Hong Kong banks sold notes linked to failed
Lehman Brothers Holdings Inc. to elderly, poorly educated and mentally
ill people, according to a central bank investigation that may fuel
demands for better protection of the city’s investors.

The Legislative Council released previously blacked-out sections of
a Hong Kong Monetary Authority report showing 102 cases in which
“vulnerable” investors were sold the credit- linked notes, which
plunged in value after Lehman’s Sept. 15 bankruptcy.

The disclosure was held up after the HKMA sought to keep some of
its findings private and follows almost daily street protests by
elderly investors who claim that banks had said the securities were
low-risk.
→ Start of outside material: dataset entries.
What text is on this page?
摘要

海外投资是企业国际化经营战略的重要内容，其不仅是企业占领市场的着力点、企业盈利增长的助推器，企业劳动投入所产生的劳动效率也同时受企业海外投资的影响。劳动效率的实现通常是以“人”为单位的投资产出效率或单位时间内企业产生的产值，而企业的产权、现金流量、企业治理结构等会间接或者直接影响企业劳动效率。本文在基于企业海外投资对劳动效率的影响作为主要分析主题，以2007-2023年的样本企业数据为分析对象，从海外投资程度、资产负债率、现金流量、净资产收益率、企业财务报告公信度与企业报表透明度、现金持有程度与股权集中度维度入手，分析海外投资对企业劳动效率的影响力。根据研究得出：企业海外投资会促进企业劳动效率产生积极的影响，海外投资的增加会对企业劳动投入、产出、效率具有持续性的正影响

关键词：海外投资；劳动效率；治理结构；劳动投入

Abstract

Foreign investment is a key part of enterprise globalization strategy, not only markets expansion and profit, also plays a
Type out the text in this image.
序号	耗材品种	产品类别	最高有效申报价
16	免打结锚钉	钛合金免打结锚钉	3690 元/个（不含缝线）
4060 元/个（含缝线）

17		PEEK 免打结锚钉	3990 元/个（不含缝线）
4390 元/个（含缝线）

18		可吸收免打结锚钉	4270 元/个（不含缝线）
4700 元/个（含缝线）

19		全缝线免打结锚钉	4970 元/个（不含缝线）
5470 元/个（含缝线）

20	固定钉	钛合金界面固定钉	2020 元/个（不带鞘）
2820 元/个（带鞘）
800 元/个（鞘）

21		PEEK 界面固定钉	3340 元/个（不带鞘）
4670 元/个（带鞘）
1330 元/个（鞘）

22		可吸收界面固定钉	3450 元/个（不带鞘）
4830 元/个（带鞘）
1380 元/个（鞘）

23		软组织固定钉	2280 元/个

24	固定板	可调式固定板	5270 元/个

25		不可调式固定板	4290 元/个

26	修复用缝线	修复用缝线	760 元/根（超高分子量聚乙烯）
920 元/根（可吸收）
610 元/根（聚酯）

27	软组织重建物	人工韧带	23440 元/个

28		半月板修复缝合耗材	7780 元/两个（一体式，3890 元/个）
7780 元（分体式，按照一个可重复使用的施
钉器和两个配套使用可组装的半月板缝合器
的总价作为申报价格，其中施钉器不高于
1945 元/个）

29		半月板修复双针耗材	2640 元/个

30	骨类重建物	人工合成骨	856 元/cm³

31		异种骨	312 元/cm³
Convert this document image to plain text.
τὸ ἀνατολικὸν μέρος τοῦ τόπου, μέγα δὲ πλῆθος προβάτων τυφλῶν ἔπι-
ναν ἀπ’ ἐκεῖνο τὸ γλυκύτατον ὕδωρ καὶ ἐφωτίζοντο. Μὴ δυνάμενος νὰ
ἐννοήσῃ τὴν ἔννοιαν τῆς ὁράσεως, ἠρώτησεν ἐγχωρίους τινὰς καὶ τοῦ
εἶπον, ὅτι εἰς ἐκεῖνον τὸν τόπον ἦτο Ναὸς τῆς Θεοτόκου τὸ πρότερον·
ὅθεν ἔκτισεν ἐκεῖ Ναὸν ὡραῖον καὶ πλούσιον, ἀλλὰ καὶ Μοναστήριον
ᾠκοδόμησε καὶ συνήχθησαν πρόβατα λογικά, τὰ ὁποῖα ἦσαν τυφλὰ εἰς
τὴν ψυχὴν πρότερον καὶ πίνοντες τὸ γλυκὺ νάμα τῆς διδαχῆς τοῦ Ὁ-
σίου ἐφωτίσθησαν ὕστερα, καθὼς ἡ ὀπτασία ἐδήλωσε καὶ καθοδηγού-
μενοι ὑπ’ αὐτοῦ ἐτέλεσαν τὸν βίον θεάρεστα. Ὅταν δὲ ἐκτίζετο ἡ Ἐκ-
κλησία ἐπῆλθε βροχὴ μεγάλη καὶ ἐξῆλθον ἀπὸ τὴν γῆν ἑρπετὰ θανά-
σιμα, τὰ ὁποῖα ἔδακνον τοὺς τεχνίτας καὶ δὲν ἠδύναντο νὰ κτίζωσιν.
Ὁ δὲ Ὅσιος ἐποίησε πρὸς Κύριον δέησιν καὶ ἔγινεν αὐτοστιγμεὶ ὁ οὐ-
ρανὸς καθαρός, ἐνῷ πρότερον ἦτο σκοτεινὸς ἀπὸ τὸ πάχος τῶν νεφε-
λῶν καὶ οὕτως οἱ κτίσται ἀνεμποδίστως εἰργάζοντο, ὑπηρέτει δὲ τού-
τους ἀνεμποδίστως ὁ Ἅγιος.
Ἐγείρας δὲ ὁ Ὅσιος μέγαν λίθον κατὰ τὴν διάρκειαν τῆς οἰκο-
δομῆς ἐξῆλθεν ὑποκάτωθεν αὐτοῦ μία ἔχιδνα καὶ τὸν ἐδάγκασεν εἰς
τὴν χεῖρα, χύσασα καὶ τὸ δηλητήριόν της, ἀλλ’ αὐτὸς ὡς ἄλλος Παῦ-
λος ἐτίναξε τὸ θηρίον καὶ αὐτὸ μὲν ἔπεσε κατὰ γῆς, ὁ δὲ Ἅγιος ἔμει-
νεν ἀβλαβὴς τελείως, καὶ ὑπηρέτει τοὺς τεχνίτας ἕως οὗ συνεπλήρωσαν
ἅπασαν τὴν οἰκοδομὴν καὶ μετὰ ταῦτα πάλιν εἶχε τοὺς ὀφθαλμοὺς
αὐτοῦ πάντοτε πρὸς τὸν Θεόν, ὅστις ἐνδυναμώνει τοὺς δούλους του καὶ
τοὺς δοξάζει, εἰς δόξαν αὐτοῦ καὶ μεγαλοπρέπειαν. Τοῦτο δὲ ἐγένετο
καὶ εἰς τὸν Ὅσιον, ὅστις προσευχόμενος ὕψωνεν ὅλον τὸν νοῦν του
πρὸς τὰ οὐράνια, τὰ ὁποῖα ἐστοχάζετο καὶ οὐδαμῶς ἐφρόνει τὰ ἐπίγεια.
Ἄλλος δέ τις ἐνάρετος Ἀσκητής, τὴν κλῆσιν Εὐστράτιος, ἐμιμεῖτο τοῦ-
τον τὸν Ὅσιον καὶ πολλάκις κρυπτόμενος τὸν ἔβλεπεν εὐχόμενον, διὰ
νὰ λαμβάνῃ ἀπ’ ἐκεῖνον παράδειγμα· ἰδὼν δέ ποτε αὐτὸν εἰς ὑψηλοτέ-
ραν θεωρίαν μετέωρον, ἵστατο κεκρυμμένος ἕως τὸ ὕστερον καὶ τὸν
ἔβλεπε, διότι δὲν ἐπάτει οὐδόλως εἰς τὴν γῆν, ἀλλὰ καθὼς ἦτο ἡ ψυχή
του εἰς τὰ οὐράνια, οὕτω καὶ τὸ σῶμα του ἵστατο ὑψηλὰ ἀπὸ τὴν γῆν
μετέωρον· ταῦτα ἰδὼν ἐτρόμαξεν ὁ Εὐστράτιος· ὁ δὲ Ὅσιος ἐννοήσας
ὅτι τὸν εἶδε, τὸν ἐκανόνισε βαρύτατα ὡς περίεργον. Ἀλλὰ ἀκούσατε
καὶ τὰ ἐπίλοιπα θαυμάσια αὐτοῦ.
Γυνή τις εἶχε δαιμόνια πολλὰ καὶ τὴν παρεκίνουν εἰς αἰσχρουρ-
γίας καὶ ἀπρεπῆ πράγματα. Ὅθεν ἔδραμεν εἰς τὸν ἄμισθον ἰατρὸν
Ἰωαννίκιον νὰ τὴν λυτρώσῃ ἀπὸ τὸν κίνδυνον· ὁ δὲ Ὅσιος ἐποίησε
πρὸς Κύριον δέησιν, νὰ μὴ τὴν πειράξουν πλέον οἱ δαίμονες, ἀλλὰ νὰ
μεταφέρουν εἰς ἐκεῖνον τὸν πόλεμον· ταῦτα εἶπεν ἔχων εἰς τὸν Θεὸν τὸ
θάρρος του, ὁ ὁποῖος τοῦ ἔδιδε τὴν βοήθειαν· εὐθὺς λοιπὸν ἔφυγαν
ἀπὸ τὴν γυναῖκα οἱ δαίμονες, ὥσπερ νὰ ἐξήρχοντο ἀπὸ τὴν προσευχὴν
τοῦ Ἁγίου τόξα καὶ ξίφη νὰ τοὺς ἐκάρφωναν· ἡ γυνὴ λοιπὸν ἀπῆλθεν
A total of HK$13.9 billion ($1.8 billion) of the
credit-linked notes arranged by a local unit of Lehman were sold to
Hong Kong individuals, according to the Securities and Futures
Commission.

“If more restrictions are placed on the sale of investment products
it could add a lot onto banks’ operating costs,” said Paul Lee, an
analyst at Hong Kong-based Tai Fook Securities Ltd. “Customers may also
be more reluctant to invest because of all the extra documents they
have to go through.”

The central bank identified 102 cases where complex and risky
investments were sold by banks to “vulnerable” investors, according to
information contained in the blacked-out section of the HKMA report
made public at a hearing in the city’s Legislative Council today.

Investor Interest


Some investors have alleged that banks and brokerages misrepresented the potential risks when selling the notes.

“What’s important right now is what the HKMA is preparing to do to
help investors get their money back,” said Chim Pui- chung, a
legislator representing the financial services industry. “So far they
haven’t offered much on this part.”

The central bank had previously refused to disclose parts of its
findings, arguing that it would be “against public interest.” It later
agreed to reveal in closed meetings deleted parts of the report to
legislators.

Sun Hung Kai & Co., the city’s biggest local brokerage by
market value, in February agreed to pay back investors in the notes,
making it the first vendor to decide to provide a full refund. It
didn’t admit to any liability or wrongdoing in selling the products.

BOC Hong Kong Ltd., Bank of East Asia Ltd., Wing Hang Bank Ltd. and
Dah Sing Banking Group Ltd. were among the 19 firms that sold the
notes, according to the Hong Kong Association of Banks.

Clarina Man, a spokeswoman for BOC Hong Kong, declined to comment
on the HKMA report. Vera Lung, a spokeswoman for Bank of East Asia,
didn’t immediately return calls from Bloomberg seeking comment.